No one is naturally generous or forgiving; developing holy habits takes lots of hard work, and it’s a hopeless pursuit unless the person is utterly devoted to the God revealed in the person of Jesus.  Every saint we celebrate today recognized God in the life, death, and resurrection of Jesus and committed their lives to that truth.  I heard someone say once, “People who are saints don’t know it until God himself tells them.”  Saints’ lives are transformed by the truth of Jesus; their first name is “Christian.”  God has re-named them.

Today we celebrate All Saints.  There are hundreds of faithful Christians who have passed through these doors, many we remember as living hard, holy lives devoted to Jesus.  There are thousands more, through the last 200 years at Trinity, and millions throughout the world, who has been called saints by God because of their holy lives, oriented completely toward Jesus.  We do not remember, nor could we ever know, all their names.  But God has recognized them, and that is the only lasting remembrance.

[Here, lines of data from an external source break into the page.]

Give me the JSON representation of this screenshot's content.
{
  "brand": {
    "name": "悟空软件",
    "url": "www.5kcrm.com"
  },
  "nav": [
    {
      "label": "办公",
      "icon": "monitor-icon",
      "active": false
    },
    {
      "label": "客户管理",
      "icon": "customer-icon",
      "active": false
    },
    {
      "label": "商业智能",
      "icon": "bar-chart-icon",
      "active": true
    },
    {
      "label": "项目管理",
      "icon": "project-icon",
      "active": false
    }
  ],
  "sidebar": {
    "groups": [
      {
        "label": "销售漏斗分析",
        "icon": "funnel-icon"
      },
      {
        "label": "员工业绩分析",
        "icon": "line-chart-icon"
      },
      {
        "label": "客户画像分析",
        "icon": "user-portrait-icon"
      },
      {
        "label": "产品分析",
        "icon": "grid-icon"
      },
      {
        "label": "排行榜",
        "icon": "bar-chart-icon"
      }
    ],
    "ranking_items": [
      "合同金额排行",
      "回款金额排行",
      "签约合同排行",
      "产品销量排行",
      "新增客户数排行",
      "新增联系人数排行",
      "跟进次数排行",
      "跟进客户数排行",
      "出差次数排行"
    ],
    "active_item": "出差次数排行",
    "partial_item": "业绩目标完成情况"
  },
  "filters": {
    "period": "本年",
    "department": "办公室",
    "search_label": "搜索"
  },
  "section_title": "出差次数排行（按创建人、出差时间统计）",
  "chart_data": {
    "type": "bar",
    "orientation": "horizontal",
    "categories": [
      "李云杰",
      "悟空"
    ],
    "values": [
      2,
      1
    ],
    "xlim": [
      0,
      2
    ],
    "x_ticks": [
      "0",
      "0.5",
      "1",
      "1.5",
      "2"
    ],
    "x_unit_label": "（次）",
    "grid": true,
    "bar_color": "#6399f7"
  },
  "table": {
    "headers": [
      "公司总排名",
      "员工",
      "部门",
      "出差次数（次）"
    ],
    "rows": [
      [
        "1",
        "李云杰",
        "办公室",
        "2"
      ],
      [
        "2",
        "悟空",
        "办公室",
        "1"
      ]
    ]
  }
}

After these buildings crumble and the plaques are tarnished, after the communion kneelers disintegrate and the endowment runs out, though our names and the names these parents give their children as they are baptized today will disappear and be forgotten by future generations, may we so fight to live lives that only make sense in the sight of Jesus’ resurrection; that our reward may be God remembering our name when we see him face to face one day.